= James Trane =

Norwegian-American businessman

James Alex Trane (April 29, 1857 – January 24, 1936) was a Norwegian-American inventor and industrialist. He was the co-founder of Trane.

==Biography==
James Alex Trane was born as Jens Alexander Martin Trane in Målselv, Norway. He was an immigrant to the United States who settled in La Crosse, Wisconsin in 1864, finding work as a steamfitter and plumber. In 1885, he opened his own plumbing shop.

Besides being a steamfitter and a plumber, James Trane was also an inventor. He designed a new type of low-pressure steam heating system, Trane vapor heating. Reuben Trane, James' son, earned a Mechanical Engineering degree (B.S. 1910) at the University of Wisconsin–Madison and joined his father's plumbing firm.

In 1913, James and Reuben incorporated The Trane Company. By 1916, the Tranes were no longer in the plumbing business, but rather were focusing their attention on manufacturing heating products.
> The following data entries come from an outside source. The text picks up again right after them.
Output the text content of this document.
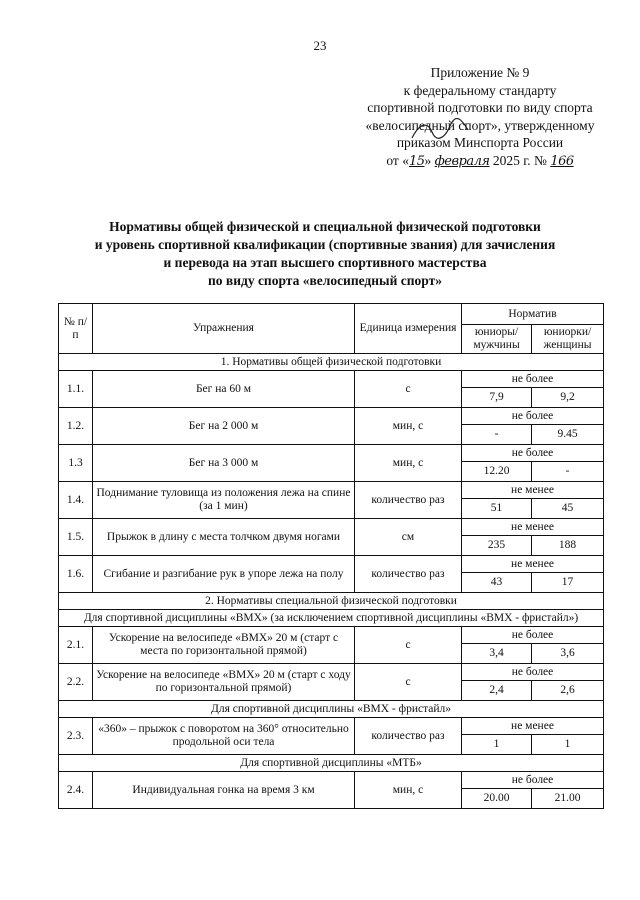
23
Приложение № 9
к федеральному стандарту
спортивной подготовки по виду спорта
«велосипедный спорт», утвержденному
приказом Минспорта России
от «15» февраля 2025 г. № 166
Нормативы общей физической и специальной физической подготовки
и уровень спортивной квалификации (спортивные звания) для зачисления
и перевода на этап высшего спортивного мастерства
по виду спорта «велосипедный спорт»
№ п/п	Упражнения	Единица измерения	Норматив	
			юниоры/ мужчины	юниорки/ женщины
1. Нормативы общей физической подготовки				
1.1.	Бег на 60 м	с	не более	
			7,9	9,2
1.2.	Бег на 2 000 м	мин, с	не более	
			-	9.45
1.3	Бег на 3 000 м	мин, с	не более	
			12.20	-
1.4.	Поднимание туловища из положения лежа на спине (за 1 мин)	количество раз	не менее	
			51	45
1.5.	Прыжок в длину с места толчком двумя ногами	см	не менее	
			235	188
1.6.	Сгибание и разгибание рук в упоре лежа на полу	количество раз	не менее	
			43	17
2. Нормативы специальной физической подготовки				
Для спортивной дисциплины «BMX» (за исключением спортивной дисциплины «BMX - фристайл»)				
2.1.	Ускорение на велосипеде «BMX» 20 м (старт с места по горизонтальной прямой)	с	не более	
			3,4	3,6
2.2.	Ускорение на велосипеде «BMX» 20 м (старт с ходу по горизонтальной прямой)	с	не более	
			2,4	2,6
Для спортивной дисциплины «BMX - фристайл»				
2.3.	«360» – прыжок с поворотом на 360° относительно продольной оси тела	количество раз	не менее	
			1	1
Для спортивной дисциплины «МТБ»				
2.4.	Индивидуальная гонка на время 3 км	мин, с	не более	
			20.00	21.00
In 1925, Reuben Trane invented a new type of heat transfer device known as the convector radiator. It consisted of a new style of heat exchanger in a sheet metal cabinet—a highly efficient, lightweight replacement for the bulky, slow-responding castiron radiator. In 1931, The Trane Company developed its first air conditioning unit, the Trane unit cooler, and in 1938 its first centrifugal refrigeration machine, the Turbovac.